L’aimais-tu? ” May asked my mother, because some questions are best posed in French.

“Of course I did,” she said, “or I did by the time we got back to Brooklyn.”

Before we left that night, May brought out a bottle of iridescent pink polish from her purse and painted her grandmother’s fingernails, and then her aunt’s, and then her own, taking pains to concentrate on the application of each coat. When she was finished, my mother could not stop admiring the work. “They’re like little shells,” she said, and together they turned their hands back and forth in the light.

“You never painted your fingernails?” May asked.

My mother shook her head.

“Not even when you were rich?”

My mother took May’s hand and put it on top of Maeve’s and her own so as to see all those glistening shells together. “Not even then,” she said.

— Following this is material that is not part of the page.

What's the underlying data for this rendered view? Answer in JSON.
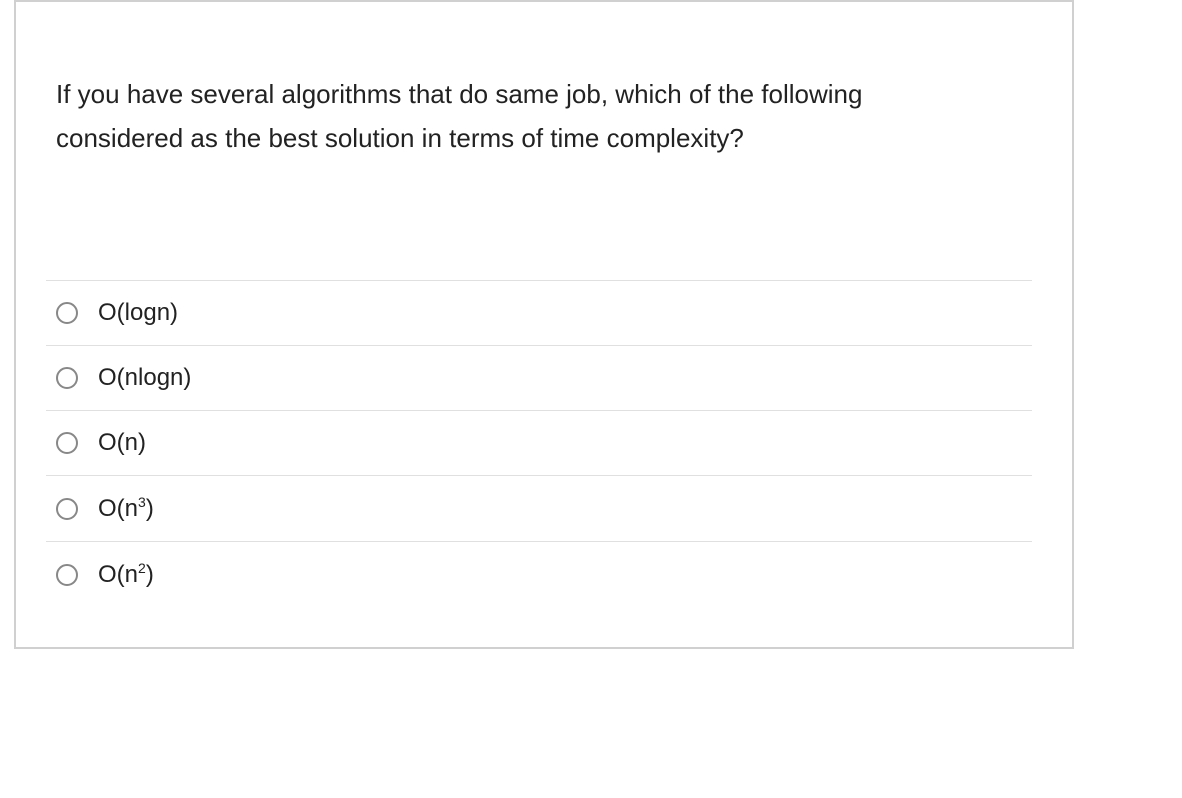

Celeste was there, too, over the course of the summer. She would come to see her parents. She would drop Kevin off or pick May up, and in doing so met my mother many times, but even when they were in the room together Celeste figured out a way to avoid her. “I have to get back to my parents’ house,” she would say as soon as she walked in the door. “I promised my mother I’d help her with dinner.”

“Of course!” my mother said, and Maeve went out to the yard to cut a bunch of purple hollyhocks for Celeste to take home, neither of them seeming to notice that Celeste was already backing towards the door. In the wake of the heart attack and our mother’s return, the bright torch of anger Maeve had carried for my wife had been extinguished, forgotten. She would have been perfectly happy to have Celeste at the table, as she was perfectly happy to let her go. I was sitting on the kitchen floor, screwing a series of shallow wooden trays I’d made onto runners in the bottom of each cupboard so the pots and pans would be easier to pull out. Kevin sat beside me and handed me the screws as I needed them, and Celeste, who was forever in motion that summer, stopped for a minute and watched me, her hands full of flowers.